Un jeune Palestinien place un Drapeau palestinien sur le mur d’Israël lors d’une manifestation dans le village de Bil’in en Cisjordanie, février 2014 (Oren Ziv/ActiveStills)

Qu’est ce qui fait du nouveau rapport d’Amnesty International établissant qu’Israël pratique le crime d’apartheid quelque chose de différent des rapports qui l’ont précédé ?

La réaction « hystérique » d’Israël – (selon les termes d’un titre de Haaretz) – à l’étude d’Amnesty est nettement différente de sa réponse relativement sobre à des rapports semblables récemment publiés par B’Tselem, un groupe de défense des  droits humains en Israël et par Human Rights Watch basé à NewYork.
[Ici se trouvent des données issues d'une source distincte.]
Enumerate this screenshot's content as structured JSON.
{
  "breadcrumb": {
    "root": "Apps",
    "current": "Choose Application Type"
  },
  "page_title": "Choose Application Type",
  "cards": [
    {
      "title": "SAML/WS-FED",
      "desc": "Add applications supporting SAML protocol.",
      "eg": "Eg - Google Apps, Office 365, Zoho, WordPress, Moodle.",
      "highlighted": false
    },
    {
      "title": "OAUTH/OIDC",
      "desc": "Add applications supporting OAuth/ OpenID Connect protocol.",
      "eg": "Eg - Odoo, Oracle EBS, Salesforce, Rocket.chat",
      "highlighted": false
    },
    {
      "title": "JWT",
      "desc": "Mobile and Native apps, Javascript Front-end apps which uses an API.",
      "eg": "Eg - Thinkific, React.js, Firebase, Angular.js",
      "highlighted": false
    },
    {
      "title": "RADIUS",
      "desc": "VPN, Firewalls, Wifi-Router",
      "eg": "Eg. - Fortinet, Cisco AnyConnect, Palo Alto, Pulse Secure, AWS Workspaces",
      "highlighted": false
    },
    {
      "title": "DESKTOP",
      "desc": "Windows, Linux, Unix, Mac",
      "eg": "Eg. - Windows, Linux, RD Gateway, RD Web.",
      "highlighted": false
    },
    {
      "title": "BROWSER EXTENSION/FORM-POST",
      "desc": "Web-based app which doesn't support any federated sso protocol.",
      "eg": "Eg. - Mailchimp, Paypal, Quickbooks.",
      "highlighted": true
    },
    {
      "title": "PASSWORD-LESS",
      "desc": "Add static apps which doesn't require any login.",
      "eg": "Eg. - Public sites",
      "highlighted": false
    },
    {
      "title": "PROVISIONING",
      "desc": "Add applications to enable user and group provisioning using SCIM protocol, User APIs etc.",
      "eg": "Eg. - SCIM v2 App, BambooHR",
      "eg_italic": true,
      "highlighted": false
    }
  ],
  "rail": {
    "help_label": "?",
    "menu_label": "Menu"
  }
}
Les groupes palestiniens de défense des droits humains, Al-HaqAdalah et Al Mezan évoquent le cadre d’apartheid depuis bien plus longtemps et les rapports des groupes israéliens et internationaux susmentionnés se sont construits à partir de leur travail.

Amnesty, Human Rights Watch et B’Tselem ont examiné le système de contrôle d’Israël dans la Palestine historique qui privilégie les Israéliens juifs et marginalise les Palestiniens et viole leurs droits à des degrés divers, largement dépendants de leur lieu de vie.

Et, contrastant avec les analyses publiées par les groupes palestiniens, ces trois rapports, accueillis comme révolutionnaires et occasionnant un changement de paradigme, ne parviennent pas à replacer le système d’apartheid israélien dans le contexte du colonialisme de peuplement (une recherche de mots-clefs dans le rapport d’Amnesty produit trois occurrences pour les termes « colonialisme » et « colonial » – trouvées dans les titres de travaux cités dans les notes de bas de page).

Amnesty insiste à plusieurs reprises sur « l’intention qu’a Israël de maintenir son système d’oppression et de domination » sans expliciter que l’apartheid est un moyen d’arriver au but ultime du colonialisme de peuplement : c’est-à-dire de déplacer les Palestiniens de la terre pour pouvoir les remplacer par des colons étrangers.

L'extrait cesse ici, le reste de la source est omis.